In the recent decision of Newsome v. County of Suffolk, the Appellate Division, Second Department, considered the “professional judgment rule” in the context of a negligence claim arising from a police dog bite.
Plaintiff, a custodian, was bitten by a “dog employed by the canine unit of the Suffolk County Police Department” while at a high school “at the request of police personnel, who needed him to open certain doors in order to conduct a search.”
Defendants moved to dismiss plaintiff’s complaint on the ground of “immunity.” The trial court denied the motion, and the appellate court affirmed.

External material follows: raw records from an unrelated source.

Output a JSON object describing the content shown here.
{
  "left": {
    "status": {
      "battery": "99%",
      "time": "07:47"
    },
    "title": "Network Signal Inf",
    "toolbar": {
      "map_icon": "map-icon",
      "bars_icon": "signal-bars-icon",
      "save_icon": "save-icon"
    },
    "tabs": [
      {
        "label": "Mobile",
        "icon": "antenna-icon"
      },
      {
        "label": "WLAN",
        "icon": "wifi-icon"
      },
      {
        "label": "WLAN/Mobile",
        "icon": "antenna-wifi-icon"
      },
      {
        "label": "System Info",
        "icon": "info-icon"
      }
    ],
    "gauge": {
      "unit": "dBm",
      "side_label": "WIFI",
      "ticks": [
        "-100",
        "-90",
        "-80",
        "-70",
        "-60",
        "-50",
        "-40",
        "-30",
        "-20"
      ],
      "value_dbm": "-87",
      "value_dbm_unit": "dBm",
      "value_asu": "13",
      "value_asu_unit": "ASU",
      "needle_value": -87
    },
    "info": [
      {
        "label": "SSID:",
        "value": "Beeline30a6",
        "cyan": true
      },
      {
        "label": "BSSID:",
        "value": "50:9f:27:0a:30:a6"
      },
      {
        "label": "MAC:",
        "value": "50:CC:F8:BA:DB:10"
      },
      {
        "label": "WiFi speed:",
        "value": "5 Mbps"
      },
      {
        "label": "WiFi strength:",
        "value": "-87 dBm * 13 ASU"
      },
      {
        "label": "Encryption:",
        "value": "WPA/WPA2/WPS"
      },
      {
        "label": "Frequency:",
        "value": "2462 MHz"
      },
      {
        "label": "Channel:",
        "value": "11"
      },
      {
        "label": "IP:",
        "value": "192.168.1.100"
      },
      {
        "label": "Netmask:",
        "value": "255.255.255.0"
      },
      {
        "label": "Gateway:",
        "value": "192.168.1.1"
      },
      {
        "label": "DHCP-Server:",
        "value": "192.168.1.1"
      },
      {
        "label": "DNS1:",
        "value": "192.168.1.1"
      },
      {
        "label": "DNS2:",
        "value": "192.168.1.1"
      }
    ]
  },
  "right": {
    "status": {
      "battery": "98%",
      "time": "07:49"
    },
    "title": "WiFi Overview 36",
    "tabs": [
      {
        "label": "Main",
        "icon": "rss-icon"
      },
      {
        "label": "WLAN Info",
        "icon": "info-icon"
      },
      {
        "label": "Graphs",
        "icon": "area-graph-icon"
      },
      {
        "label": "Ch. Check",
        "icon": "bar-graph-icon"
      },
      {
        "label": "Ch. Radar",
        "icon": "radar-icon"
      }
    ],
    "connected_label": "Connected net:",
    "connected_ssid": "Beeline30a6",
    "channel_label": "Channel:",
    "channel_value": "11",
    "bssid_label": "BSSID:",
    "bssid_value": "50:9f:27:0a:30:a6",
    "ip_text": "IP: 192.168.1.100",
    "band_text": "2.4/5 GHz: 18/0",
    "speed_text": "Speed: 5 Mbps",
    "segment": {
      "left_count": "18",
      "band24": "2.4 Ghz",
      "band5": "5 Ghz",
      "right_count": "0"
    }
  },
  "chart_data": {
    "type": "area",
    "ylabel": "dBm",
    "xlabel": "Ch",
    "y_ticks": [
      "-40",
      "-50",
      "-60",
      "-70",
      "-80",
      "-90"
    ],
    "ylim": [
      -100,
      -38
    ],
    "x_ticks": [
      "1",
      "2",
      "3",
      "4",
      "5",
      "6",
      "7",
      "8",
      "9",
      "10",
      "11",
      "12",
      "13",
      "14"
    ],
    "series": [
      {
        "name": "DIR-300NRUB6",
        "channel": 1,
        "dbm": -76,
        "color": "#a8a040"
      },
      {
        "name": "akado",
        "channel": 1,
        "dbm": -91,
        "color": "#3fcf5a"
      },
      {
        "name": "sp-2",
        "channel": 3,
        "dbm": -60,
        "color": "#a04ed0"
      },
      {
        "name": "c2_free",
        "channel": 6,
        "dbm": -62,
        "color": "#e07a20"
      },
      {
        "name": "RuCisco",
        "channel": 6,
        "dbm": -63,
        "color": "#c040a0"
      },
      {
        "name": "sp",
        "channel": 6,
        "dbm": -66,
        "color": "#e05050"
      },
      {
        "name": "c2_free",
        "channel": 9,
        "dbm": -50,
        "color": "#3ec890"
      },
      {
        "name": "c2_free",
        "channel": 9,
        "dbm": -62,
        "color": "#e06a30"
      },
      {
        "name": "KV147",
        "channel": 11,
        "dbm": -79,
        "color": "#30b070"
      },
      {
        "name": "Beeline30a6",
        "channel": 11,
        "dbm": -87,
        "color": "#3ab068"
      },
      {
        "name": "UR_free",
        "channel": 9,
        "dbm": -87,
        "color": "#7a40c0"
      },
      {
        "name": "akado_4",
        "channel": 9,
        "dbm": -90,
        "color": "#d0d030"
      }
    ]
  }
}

The court stated the law as follows:
The professional judgment rule insulates a municipality from liability for its employees’ performance of their duties where the … conduct involves the exercise of professional judgment such as electing one among many acceptable methods of carrying out tasks, or making tactical decisions. … However, the immunity afforded a municipality for its employee’s discretionary conduct does not extend to situations where the employee, a police officer, violates acceptable police practice.
The appellate court held that the trial court correctly denied defendants’ motion for summary judgment, regardless of the sufficiency of plaintiff’s opposition papers, because defendants failed to establish their prima facie entitlement to judgment as a matter of law.
Specifically, defendants’ evidence presented a question of fact as to “whether the conduct of the dog’s handler was consistent with acceptable police practice.”